I don't work on the kernel, so I can't tell you which it is. You will
have to decide.

>From my perspective, as a kernel user rather than a kernel developer,
a system call that silently fails for certain files and that provides
no way to determine either 1) ahead of time that the system call will
fail, or 2) after the call that the system call did fail, is a useless
system call. I can never use that system call, because I don't know
whether or not it will work. So as a kernel user I would say that you
should fix the system call to report failure, or document some way to
know whether the system call will fail, or you should remove the
system call.

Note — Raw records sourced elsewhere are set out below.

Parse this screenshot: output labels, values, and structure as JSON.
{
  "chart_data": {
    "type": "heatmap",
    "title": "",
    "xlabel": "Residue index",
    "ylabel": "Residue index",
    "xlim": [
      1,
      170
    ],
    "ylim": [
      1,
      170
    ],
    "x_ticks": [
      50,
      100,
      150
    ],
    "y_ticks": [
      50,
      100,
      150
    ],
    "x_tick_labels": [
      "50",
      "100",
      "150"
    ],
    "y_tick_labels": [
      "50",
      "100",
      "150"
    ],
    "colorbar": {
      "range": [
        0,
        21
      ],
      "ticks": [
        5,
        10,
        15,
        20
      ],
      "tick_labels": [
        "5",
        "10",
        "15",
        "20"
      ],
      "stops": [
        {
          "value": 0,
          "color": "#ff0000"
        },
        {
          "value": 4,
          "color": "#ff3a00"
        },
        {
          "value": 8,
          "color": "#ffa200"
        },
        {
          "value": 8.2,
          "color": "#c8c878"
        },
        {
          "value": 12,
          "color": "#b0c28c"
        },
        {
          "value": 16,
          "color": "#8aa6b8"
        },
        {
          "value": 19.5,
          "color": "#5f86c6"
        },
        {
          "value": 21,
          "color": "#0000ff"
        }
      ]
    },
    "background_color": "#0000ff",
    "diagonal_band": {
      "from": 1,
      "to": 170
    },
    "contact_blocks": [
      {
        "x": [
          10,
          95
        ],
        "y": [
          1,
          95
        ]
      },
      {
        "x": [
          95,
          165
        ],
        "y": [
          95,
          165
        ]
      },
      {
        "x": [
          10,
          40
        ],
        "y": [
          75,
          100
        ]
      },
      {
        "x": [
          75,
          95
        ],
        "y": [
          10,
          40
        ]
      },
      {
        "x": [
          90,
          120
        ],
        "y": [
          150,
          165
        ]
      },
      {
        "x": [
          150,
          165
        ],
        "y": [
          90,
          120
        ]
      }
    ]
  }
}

But I'm not a kernel developer, I don't have all the
information, and it's obviously your call.

I'll note that to the best of my knowledge this failure started
happening with the 5.3 kernel, as before 5.3 the problematic calls
would report a failure (EXDEV). Since 5.3 isn't all that old I
personally wouldn't say that the kernel "has always worked this way."
But I may be mistaken about this.


> > So ideally the kernel will report EOPNOTSUPP or EINVAL when using
> > copy_file_range on a file in /proc or some other file system that
> > fails (and, minor side note, the copy_file_range man page should
> > document that it can return EOPNOTSUPP or EINVAL in some cases, which
> > does already happen on at least some kernel versions using at least
> > some file systems).
>
> Documentation is good, but what the kernel does is the true "definition"
> of what is going right or wrong here.

Sure. The documentation comment was just a side note. I hope that we
can all agree that accurate man pages are better than inaccurate ones.

Ian